I feel like maybe I'm not understanding what you'd like to see
instead. Are you arguing that the Expect-CT draft should contain a
policy like "all EE certs must come with 2 SCTs from different logs",
even if that policy differs from what different browsers plan to
actually enforce for new certificates? Or that browsers shouldn't
require CT for all certificates until they standardize on such a

>> > S 2.1.3.
>> > What's the rationale for not caching the directive in report-only mode.

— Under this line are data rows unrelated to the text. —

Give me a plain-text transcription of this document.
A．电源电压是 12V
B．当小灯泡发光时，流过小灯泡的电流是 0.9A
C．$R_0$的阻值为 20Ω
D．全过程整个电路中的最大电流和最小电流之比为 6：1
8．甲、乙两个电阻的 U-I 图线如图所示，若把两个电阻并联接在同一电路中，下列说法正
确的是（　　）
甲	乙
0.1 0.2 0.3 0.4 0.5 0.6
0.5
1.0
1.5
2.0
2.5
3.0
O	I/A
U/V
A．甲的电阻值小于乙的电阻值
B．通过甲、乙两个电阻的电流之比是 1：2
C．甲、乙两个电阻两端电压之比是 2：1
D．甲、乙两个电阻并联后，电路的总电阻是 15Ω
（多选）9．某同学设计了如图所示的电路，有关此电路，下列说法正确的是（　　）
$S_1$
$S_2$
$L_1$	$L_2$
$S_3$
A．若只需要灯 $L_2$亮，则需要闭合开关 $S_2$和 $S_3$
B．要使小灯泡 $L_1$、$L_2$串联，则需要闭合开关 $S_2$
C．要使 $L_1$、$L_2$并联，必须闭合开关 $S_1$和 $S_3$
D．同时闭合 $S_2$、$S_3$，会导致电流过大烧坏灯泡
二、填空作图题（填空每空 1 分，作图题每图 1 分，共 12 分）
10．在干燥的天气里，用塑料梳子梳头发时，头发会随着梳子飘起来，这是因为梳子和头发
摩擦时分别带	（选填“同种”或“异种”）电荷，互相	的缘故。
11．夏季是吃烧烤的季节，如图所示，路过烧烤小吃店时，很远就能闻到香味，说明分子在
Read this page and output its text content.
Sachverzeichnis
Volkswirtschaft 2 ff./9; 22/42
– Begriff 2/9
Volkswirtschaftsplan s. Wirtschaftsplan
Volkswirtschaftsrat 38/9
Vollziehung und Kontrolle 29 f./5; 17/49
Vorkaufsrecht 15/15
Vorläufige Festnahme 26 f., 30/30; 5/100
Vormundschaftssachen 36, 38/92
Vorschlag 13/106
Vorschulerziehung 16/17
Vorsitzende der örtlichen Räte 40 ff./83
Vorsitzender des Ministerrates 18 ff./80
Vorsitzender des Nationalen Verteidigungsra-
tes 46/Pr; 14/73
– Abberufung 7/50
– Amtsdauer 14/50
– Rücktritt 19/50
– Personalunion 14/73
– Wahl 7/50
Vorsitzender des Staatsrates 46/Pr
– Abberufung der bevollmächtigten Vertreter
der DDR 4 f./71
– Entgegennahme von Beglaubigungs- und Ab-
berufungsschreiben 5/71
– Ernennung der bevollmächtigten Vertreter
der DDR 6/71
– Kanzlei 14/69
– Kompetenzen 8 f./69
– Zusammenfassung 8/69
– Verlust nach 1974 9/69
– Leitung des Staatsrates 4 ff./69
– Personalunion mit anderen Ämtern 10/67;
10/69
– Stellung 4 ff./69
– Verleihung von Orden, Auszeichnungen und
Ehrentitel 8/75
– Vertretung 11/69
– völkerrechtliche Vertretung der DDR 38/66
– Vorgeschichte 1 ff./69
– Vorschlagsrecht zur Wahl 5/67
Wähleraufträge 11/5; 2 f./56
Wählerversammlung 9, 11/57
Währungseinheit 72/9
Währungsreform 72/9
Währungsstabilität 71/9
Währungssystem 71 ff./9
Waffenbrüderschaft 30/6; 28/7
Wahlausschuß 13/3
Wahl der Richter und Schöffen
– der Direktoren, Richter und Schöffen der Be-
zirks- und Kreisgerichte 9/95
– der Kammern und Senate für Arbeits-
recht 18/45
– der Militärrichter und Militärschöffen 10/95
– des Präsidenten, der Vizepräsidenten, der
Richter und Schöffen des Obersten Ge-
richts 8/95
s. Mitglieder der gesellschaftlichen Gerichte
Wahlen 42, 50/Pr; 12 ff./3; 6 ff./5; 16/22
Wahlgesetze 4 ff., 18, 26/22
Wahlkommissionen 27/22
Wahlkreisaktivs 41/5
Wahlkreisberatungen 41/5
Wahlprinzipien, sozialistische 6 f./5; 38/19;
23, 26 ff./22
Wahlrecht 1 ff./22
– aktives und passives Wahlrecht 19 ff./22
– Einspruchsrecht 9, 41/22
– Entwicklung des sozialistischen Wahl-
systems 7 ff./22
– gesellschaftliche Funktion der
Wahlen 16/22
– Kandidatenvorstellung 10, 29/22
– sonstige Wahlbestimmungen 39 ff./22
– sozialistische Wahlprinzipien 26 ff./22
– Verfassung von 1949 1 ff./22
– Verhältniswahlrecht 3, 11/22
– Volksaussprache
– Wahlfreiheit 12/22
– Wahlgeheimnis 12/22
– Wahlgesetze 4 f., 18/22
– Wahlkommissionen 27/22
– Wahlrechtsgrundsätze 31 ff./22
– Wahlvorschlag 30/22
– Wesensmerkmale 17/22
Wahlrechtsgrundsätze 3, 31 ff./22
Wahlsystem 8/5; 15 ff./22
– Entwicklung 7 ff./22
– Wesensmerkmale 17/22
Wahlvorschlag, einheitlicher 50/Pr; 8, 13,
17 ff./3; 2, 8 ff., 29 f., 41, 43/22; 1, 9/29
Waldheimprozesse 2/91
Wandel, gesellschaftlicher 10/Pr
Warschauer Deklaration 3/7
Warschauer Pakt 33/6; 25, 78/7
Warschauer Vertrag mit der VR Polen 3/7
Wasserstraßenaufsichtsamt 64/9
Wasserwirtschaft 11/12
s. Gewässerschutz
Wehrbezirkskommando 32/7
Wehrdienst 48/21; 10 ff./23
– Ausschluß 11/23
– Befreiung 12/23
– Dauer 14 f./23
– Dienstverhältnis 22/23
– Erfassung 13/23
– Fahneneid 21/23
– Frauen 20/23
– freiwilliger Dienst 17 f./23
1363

>> > If the purpose of the report-only mode is to tell you when you have
>> > nonconforming servers, then don't you want to be able to turn it on
>> > on server A and detect hwen server B is broken? That seems like it
>> > doesn't work if you don't cache.
>> I'm tempted to say "because that's how HPKP does it", but that's
>> probably not the answer you're looking for. :) I'd expect that sites
>> would generally serve the report-only header on all responses
>> unconditionally. I can't really think of a common misconfiguration
>> scenario that would cause a CT violation and would *also* cause the
>> header to not be served, but maybe that's a failure of imagination on
>> my part.
> Two different independent servers with the same name behind
> a load balancer? Or a server farm where policies are rolled out slowly.